In the course of prehistory Appalachia was occupied by a fairly uniform Paleo-Indian culture by 10,500 BC. Regionalization gradually occurred during the Archaic period and by 1000 BC central Appalachia was a multi-cultural area and continues to be so into the present.

Unlike the Mississippian chiefdoms to the south and west and the Powhattan chiefdom to the east, Native American cultures in Appalachia never evolved beyond a tribal level of society.

In terms of European settlement Appalachia, is traditionally characterized as a Scots-Irish population but in reality there were many waves of immigration with many different cultures represented. The archeological excavations undertaken as part of the Kanawha Navigation Project have brought many of these groups together and all have various interests in the preservation, use and interpretation of the Huntington District’s archeological sites.

Native Americans are represented by federally recognized tribes that include Cherokee, Iroquois, Shawnee and Delaware. Several other local non federally recognized Native American groups are also represented.

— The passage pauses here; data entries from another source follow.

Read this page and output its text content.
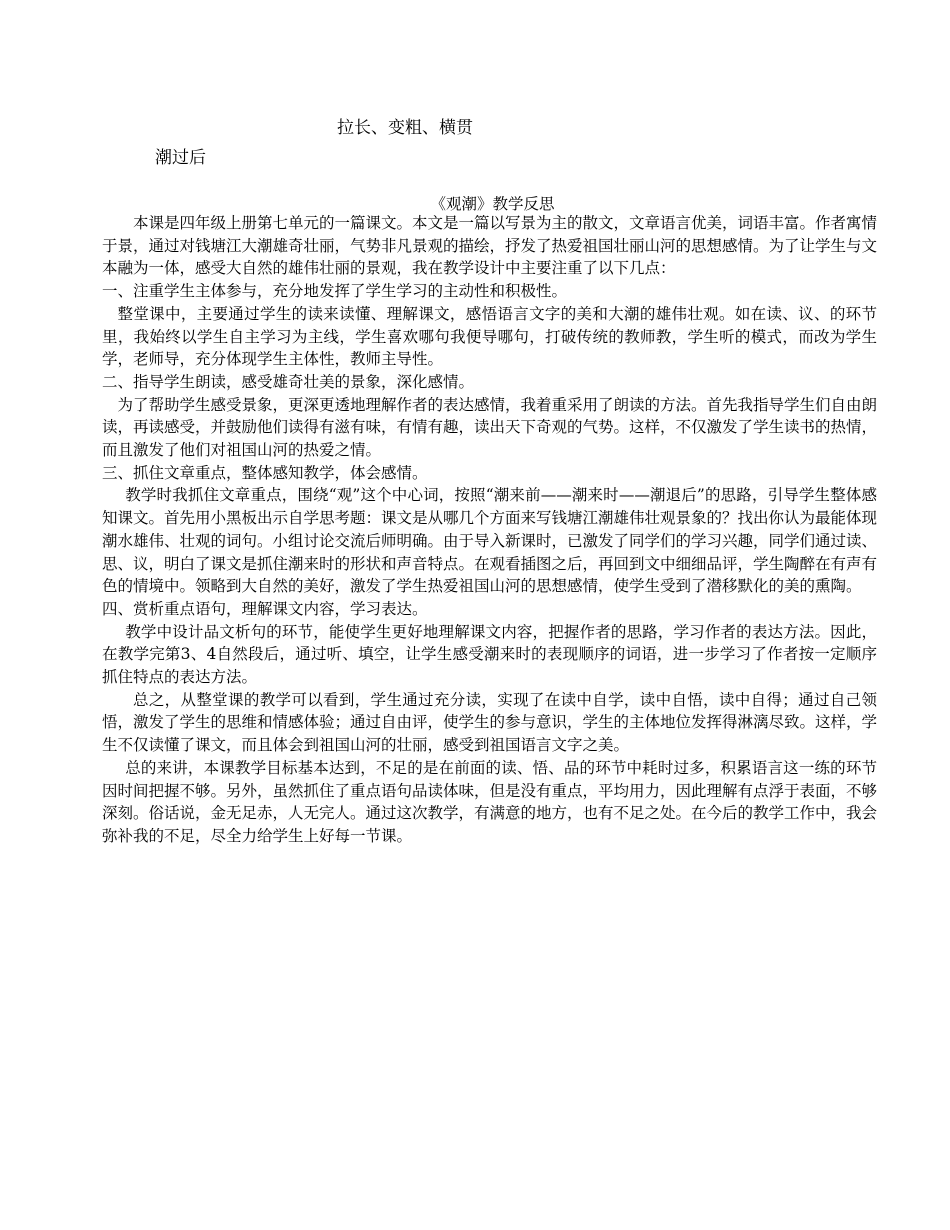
拉长、变粗、横贯
潮过后
《观潮》教学反思

本课是四年级上册第七单元的一篇课文。本文是一篇以写景为主的散文，文章语言优美，词语丰富。作者寓情于景，通过对钱塘江大潮雄奇壮丽，气势非凡景观的描绘，抒发了热爱祖国壮丽山河的思想感情。为了让学生与文本融为一体，感受大自然的雄伟壮丽的景观，我在教学设计中主要注重了以下几点：

一、注重学生主体参与，充分地发挥了学生学习的主动性和积极性。

整堂课中，主要通过学生的读来读懂、理解课文，感悟语言文字的美和大潮的雄伟壮观。如在读、议、的环节里，我始终以学生自主学习为主线，学生喜欢哪句我便导哪句，打破传统的教师教，学生听的模式，而改为学生学，老师导，充分体现学生主体性，教师主导性。

二、指导学生朗读，感受雄奇壮美的景象，深化感情。

为了帮助学生感受景象，更深更透地理解作者的表达感情，我着重采用了朗读的方法。首先我指导学生们自由朗读，再读感受，并鼓励他们读得有滋有味，有情有趣，读出天下奇观的气势。这样，不仅激发了学生读书的热情，而且激发了他们对祖国山河的热爱之情。

三、抓住文章重点，整体感知教学，体会感情。

教学时我抓住文章重点，围绕“观”这个中心词，按照“潮来前——潮来时——潮退后”的思路，引导学生整体感知课文。首先用小黑板出示自学思考题：课文是从哪几个方面来写钱塘江潮雄伟壮观景象的？找出你认为最能体现潮水雄伟、壮观的词句。小组讨论交流后师明确。由于导入新课时，已激发了同学们的学习兴趣，同学们通过读、思、议，明白了课文是抓住潮来时的形状和声音特点。在观看插图之后，再回到文中细细品评，学生陶醉在有声有色的情境中。领略到大自然的美好，激发了学生热爱祖国山河的思想感情，使学生受到了潜移默化的美的熏陶。

四、赏析重点语句，理解课文内容，学习表达。

教学中设计品文析句的环节，能使学生更好地理解课文内容，把握作者的思路，学习作者的表达方法。因此，在教学完第3、4自然段后，通过听、填空，让学生感受潮来时的表现顺序的词语，进一步学习了作者按一定顺序抓住特点的表达方法。

总之，从整堂课的教学可以看到，学生通过充分读，实现了在读中自学，读中自悟，读中自得；通过自己领悟，激发了学生的思维和情感体验；通过自由评，使学生的参与意识，学生的主体地位发挥得淋漓尽致。这样，学生不仅读懂了课文，而且体会到祖国山河的壮丽，感受到祖国语言文字之美。

总的来讲，本课教学目标基本达到，不足的是在前面的读、悟、品的环节中耗时过多，积累语言这一练的环节因时间把握不够。另外，虽然抓住了重点语句品读体味，但是没有重点，平均用力，因此理解有点浮于表面，不够深刻。俗话说，金无足赤，人无完人。通过这次教学，有满意的地方，也有不足之处。在今后的教学工作中，我会弥补我的不足，尽全力给学生上好每一节课。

European groups consist of the local historical and archeological societies, descendants and relatives of the Reynolds and Jenkins families and in the case of the Jenkins Plantation, Civil War reinactors. All are interested in various aspects of the interpretation of the archeological and historical data.

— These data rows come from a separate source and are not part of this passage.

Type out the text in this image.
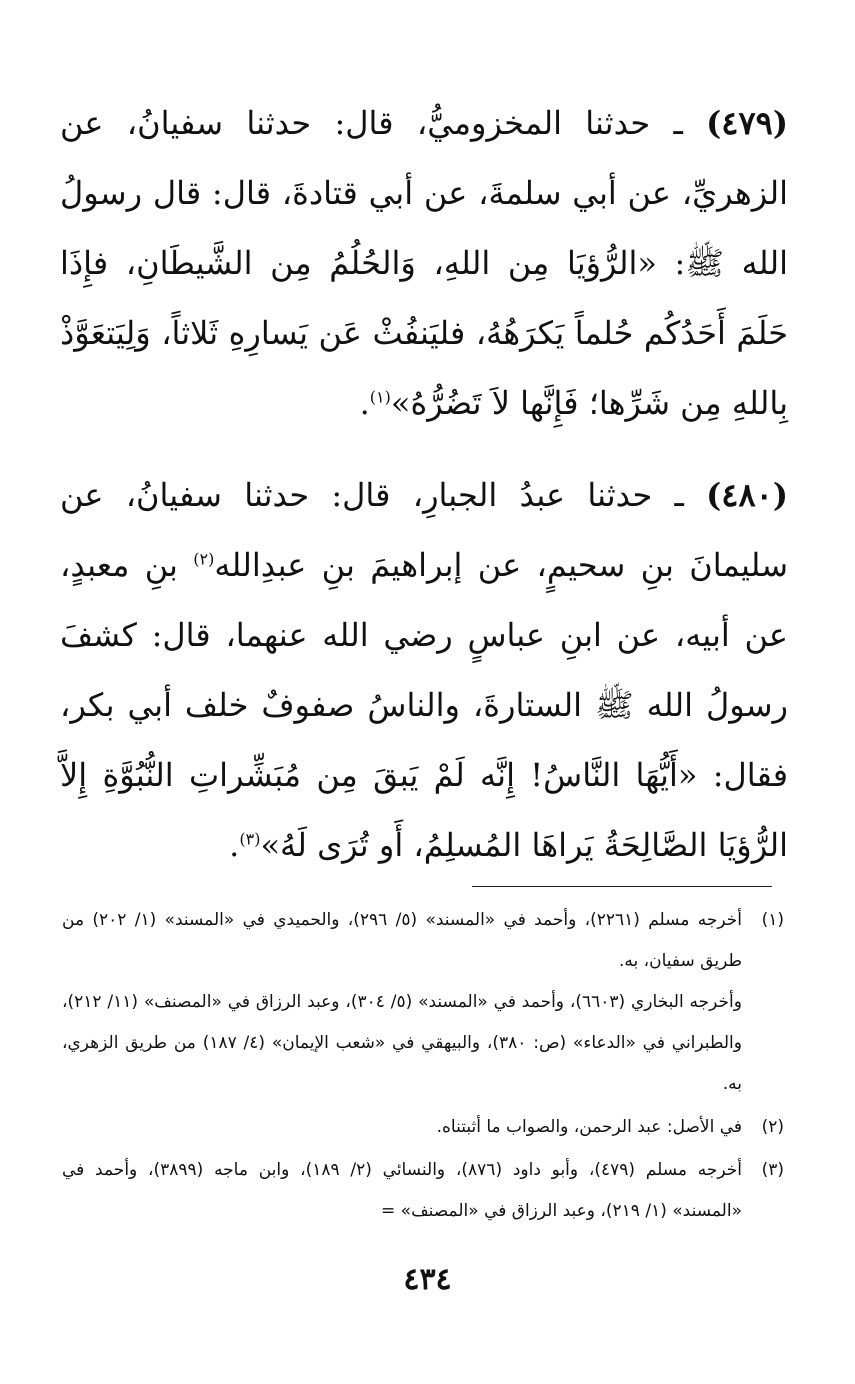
(٤٧٩) ـ حدثنا المخزوميُّ، قال: حدثنا سفيانُ، عن الزهريِّ، عن أبي سلمةَ، عن أبي قتادةَ، قال: قال رسولُ الله ﷺ: «الرُّؤيَا مِن اللهِ، وَالحُلُمُ مِن الشَّيطَانِ، فإِذَا حَلَمَ أَحَدُكُم حُلماً يَكرَهُهُ، فليَنفُثْ عَن يَسارِهِ ثَلاثاً، وَلِيَتعَوَّذْ بِاللهِ مِن شَرِّها؛ فَإِنَّها لاَ تَضُرُّهُ»$^{(١)}$.

(٤٨٠) ـ حدثنا عبدُ الجبارِ، قال: حدثنا سفيانُ، عن سليمانَ بنِ سحيمٍ، عن إبراهيمَ بنِ عبدِالله$^{(٢)}$ بنِ معبدٍ، عن أبيه، عن ابنِ عباسٍ رضي الله عنهما، قال: كشفَ رسولُ الله ﷺ الستارةَ، والناسُ صفوفٌ خلف أبي بكر، فقال: «أَيُّهَا النَّاسُ! إِنَّه لَمْ يَبقَ مِن مُبَشِّراتِ النُّبُوَّةِ إِلاَّ الرُّؤيَا الصَّالِحَةُ يَراهَا المُسلِمُ، أَو تُرَى لَهُ»$^{(٣)}$.

(١)

أخرجه مسلم (٢٢٦١)، وأحمد في «المسند» (٥/ ٢٩٦)، والحميدي في «المسند» (١/ ٢٠٢) من طريق سفيان، به.

وأخرجه البخاري (٦٦٠٣)، وأحمد في «المسند» (٥/ ٣٠٤)، وعبد الرزاق في «المصنف» (١١/ ٢١٢)، والطبراني في «الدعاء» (ص: ٣٨٠)، والبيهقي في «شعب الإيمان» (٤/ ١٨٧) من طريق الزهري، به.

(٢)

في الأصل: عبد الرحمن، والصواب ما أثبتناه.

(٣)

أخرجه مسلم (٤٧٩)، وأبو داود (٨٧٦)، والنسائي (٢/ ١٨٩)، وابن ماجه (٣٨٩٩)، وأحمد في «المسند» (١/ ٢١٩)، وعبد الرزاق في «المصنف» =

٤٣٤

African-Americans are represented by the local chapter of the NAACP. The history of African-Americans is generally connected to the interpretation of plantation slavery in the south. The excavations of the Willow Bluff slave cabin has provided the basis for the interpretation of industrial slavery in Appalachia. The excavations at the Jenkins Plantation provide for the interpretation of a plantation system that was moved from east of the mountains to what, at that time, was the edge of the wilderness.

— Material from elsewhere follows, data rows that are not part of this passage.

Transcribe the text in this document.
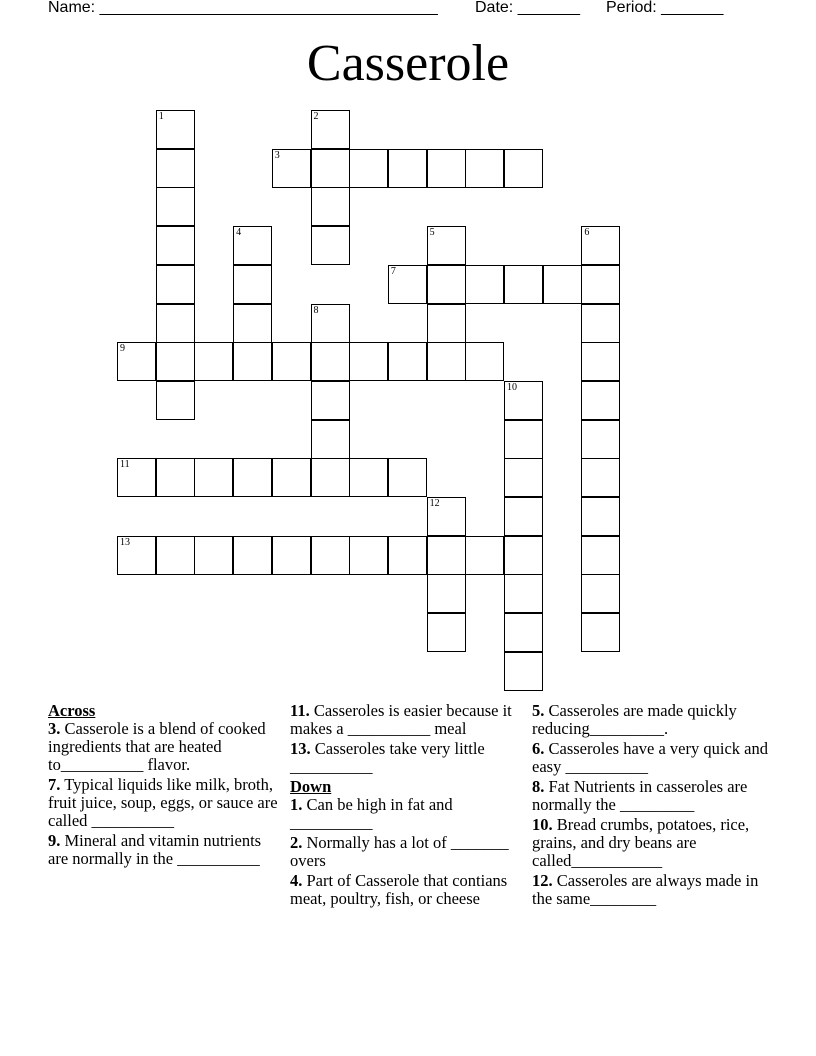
Name: ______________________________________ Date: _______ Period: _______
Casserole
1	2
3
4	5	6
7
8
9
10
11
12
13

Across

3. Casserole is a blend of cooked ingredients that are heated to__________ flavor.

7. Typical liquids like milk, broth, fruit juice, soup, eggs, or sauce are called __________

9. Mineral and vitamin nutrients are normally in the __________

11. Casseroles is easier because it makes a __________ meal

13. Casseroles take very little __________

Down

1. Can be high in fat and __________

2. Normally has a lot of _______ overs

4. Part of Casserole that contians meat, poultry, fish, or cheese

5. Casseroles are made quickly reducing_________.

6. Casseroles have a very quick and easy __________

8. Fat Nutrients in casseroles are normally the _________

10. Bread crumbs, potatoes, rice, grains, and dry beans are called___________

12. Casseroles are always made in the same________
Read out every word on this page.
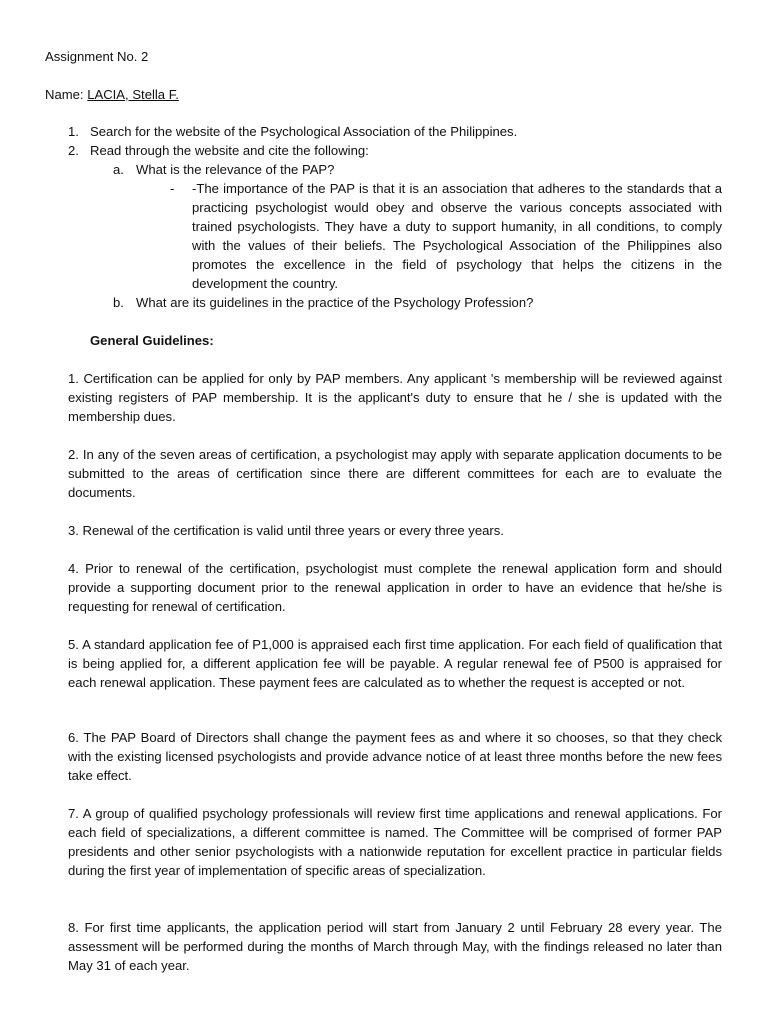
Assignment No. 2
Name: LACIA, Stella F.
1. Search for the website of the Psychological Association of the Philippines.
2. Read through the website and cite the following:
a. What is the relevance of the PAP?
- -The importance of the PAP is that it is an association that adheres to the standards that a practicing psychologist would obey and observe the various concepts associated with trained psychologists. They have a duty to support humanity, in all conditions, to comply with the values of their beliefs. The Psychological Association of the Philippines also promotes the excellence in the field of psychology that helps the citizens in the development the country.
b. What are its guidelines in the practice of the Psychology Profession?
General Guidelines:
1. Certification can be applied for only by PAP members. Any applicant 's membership will be reviewed against existing registers of PAP membership. It is the applicant's duty to ensure that he / she is updated with the membership dues.
2. In any of the seven areas of certification, a psychologist may apply with separate application documents to be submitted to the areas of certification since there are different committees for each are to evaluate the documents.
3. Renewal of the certification is valid until three years or every three years.
4. Prior to renewal of the certification, psychologist must complete the renewal application form and should provide a supporting document prior to the renewal application in order to have an evidence that he/she is requesting for renewal of certification.
5. A standard application fee of P1,000 is appraised each first time application. For each field of qualification that is being applied for, a different application fee will be payable. A regular renewal fee of P500 is appraised for each renewal application. These payment fees are calculated as to whether the request is accepted or not.
6. The PAP Board of Directors shall change the payment fees as and where it so chooses, so that they check with the existing licensed psychologists and provide advance notice of at least three months before the new fees take effect.
7. A group of qualified psychology professionals will review first time applications and renewal applications. For each field of specializations, a different committee is named. The Committee will be comprised of former PAP presidents and other senior psychologists with a nationwide reputation for excellent practice in particular fields during the first year of implementation of specific areas of specialization.
8. For first time applicants, the application period will start from January 2 until February 28 every year. The assessment will be performed during the months of March through May, with the findings released no later than May 31 of each year.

The Jenkins Plantation is unique because it brings all of these perspectives into one project and forces the Corps to address the issues of the local history of Native Americans, African-Americans and Europeans in a regional and national context because Congress has authorized the restoration of the Jenkins house. The historic house and the associated archeology will provide an opportunity for the local and regional interpretation of the American Civil War in a national context.

Conclusions

William Duncan Strong (1947:210) wrote "From time immemorial the river valleys of the world have been the trade routes and living centers of human society. It might be estimated, as it has for the region of the United States, that some 80 % of all the archeological remains in the world occur in only two per cent of its area, that is bordering or in conjunction with river valleys." The archeology of the Great Kanawha Navigation System with 20 National Register Eligible sites located on 1854 acres of land clearly supports this statement. Because of its navigation and flood control responsibilities the Corps, nationwide, is significantly involved in the preservation and interpretation of the archeology and history of the nation.